Le ministère des Affaires étrangères d’Israël a rejeté le rapport comme une répétition de fausses allégations déjà réfutées par des recherches indépendantes, y compris une étude publiée début septembre. Ce rapport, publié par le Centre d’études stratégiques Begin-Sadat de l’Université Bar-Ilan, a conclu que les allégations de génocide sont basées sur des données erronées et sapent finalement le droit international.
Les trois membres de la commission — la juriste sud-africaine Navi Pillay, l’expert australien en droits de l’homme Chris Sidoti et le chercheur indien Miloon Kothari — ont relancé le débat sur la crédibilité de l’organisme et les accusations de partialité anti-israélienne de longue date au Conseil des droits de l’homme des Nations Unies, qui les a nommés.

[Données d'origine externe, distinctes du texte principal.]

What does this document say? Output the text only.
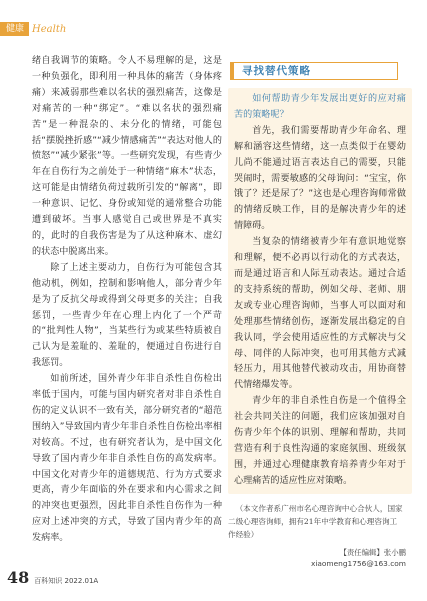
健康 Health

绪自我调节的策略。令人不易理解的是，这是一种负强化，即利用一种具体的痛苦（身体疼痛）来减弱那些难以名状的强烈痛苦，这像是对痛苦的一种“绑定”。“难以名状的强烈痛苦”是一种混杂的、未分化的情绪，可能包括“摆脱挫折感”“减少情感痛苦”“表达对他人的愤怒”“减少紧张”等。一些研究发现，有些青少年在自伤行为之前处于一种情绪“麻木”状态，这可能是由情绪负荷过载所引发的“解离”，即一种意识、记忆、身份或知觉的通常整合功能遭到破坏。当事人感觉自己或世界是不真实的，此时的自我伤害是为了从这种麻木、虚幻的状态中脱离出来。

除了上述主要动力，自伤行为可能包含其他动机，例如，控制和影响他人，部分青少年是为了反抗父母或得到父母更多的关注；自我惩罚，一些青少年在心理上内化了一个严苛的“批判性人物”，当某些行为或某些特质被自己认为是羞耻的、羞耻的，便通过自伤进行自我惩罚。

如前所述，国外青少年非自杀性自伤检出率低于国内，可能与国内研究者对非自杀性自伤的定义认识不一致有关，部分研究者的“超范围纳入”导致国内青少年非自杀性自伤检出率相对较高。不过，也有研究者认为，是中国文化导致了国内青少年非自杀性自伤的高发病率。中国文化对青少年的道德规范、行为方式要求更高，青少年面临的外在要求和内心需求之间的冲突也更强烈，因此非自杀性自伤作为一种应对上述冲突的方式，导致了国内青少年的高发病率。

寻找替代策略

如何帮助青少年发展出更好的应对痛苦的策略呢？

首先，我们需要帮助青少年命名、理解和涵容这些情绪，这一点类似于在婴幼儿尚不能通过语言表达自己的需要，只能哭闹时，需要敏感的父母询问：“宝宝，你饿了？还是尿了？”这也是心理咨询师常做的情绪反映工作，目的是解决青少年的述情障碍。

当复杂的情绪被青少年有意识地觉察和理解，便不必再以行动化的方式表达，而是通过语言和人际互动表达。通过合适的支持系统的帮助，例如父母、老师、朋友或专业心理咨询师，当事人可以面对和处理那些情绪创伤，逐渐发展出稳定的自我认同，学会使用适应性的方式解决与父母、同伴的人际冲突，也可用其他方式减轻压力，用其他替代被动攻击，用协商替代情绪爆发等。

青少年的非自杀性自伤是一个值得全社会共同关注的问题，我们应该加强对自伤青少年个体的识别、理解和帮助，共同营造有利于良性沟通的家庭氛围、班级氛围，并通过心理健康教育培养青少年对于心理痛苦的适应性应对策略。

（本文作者系广州市名心理咨询中心合伙人，国家二级心理咨询师，拥有21年中学教育和心理咨询工作经验）
【责任编辑】张小鹏
xiaomeng1756@163.com
48 百科知识 2022.01A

Les comparaisons passées de Pillay entre Israël et l’Afrique du Sud de l’apartheid ont suscité une ire particulière. En 2014, plus de 100 membres du Congrès américain ont signé une lettre condamnant sa direction au Conseil des droits de l’homme des Nations Unies, arguant qu’elle montrait un schéma de partialité contre Israël. Sous la direction de Pillay, le conseil « ne peut tout simplement pas être pris au sérieux en tant qu’organisation de défense des droits de l’homme », indiquait la lettre.
Kothari a été au centre d’une controverse majeure en 2022 lorsqu’il a déclaré que les réseaux sociaux étaient « largement contrôlés par le lobby juif » et a remis en question le droit d’Israël à être membre de l’ONU — des remarques largement condamnées comme antisémites. Pillay a rejeté la réaction, la qualifiant de « diversion » et qualifiant les préoccupations concernant l’antisémitisme de « mensonges ». Sidoti, lui aussi, a été critiqué après avoir accusé des groupes juifs de jeter des accusations d’antisémitisme « comme du riz à un mariage ».
Créée en 2021 par le Conseil des droits de l’homme des Nations Unies, la commission avait pour mission d’enquêter sur les violations présumées du droit international par Israël et les acteurs palestiniens. Mais ses conclusions ont principalement ciblé Israël, suscitant des condamnations de Jérusalem, d’organisations juives dans le monde entier et de plusieurs gouvernements occidentaux. L’organisme était sans précédent dans son mandat, sans date de fin fixée, et était le plus haut niveau d’enquête du conseil.
Environ 1 200 personnes ont été tuées et 252 Israéliens et étrangers ont été pris en otage lors des attaques du Hamas contre les communautés israéliennes près de la frontière de Gaza le 7 octobre. Sur les 48 otages restants, environ 20 sont censés être en vie.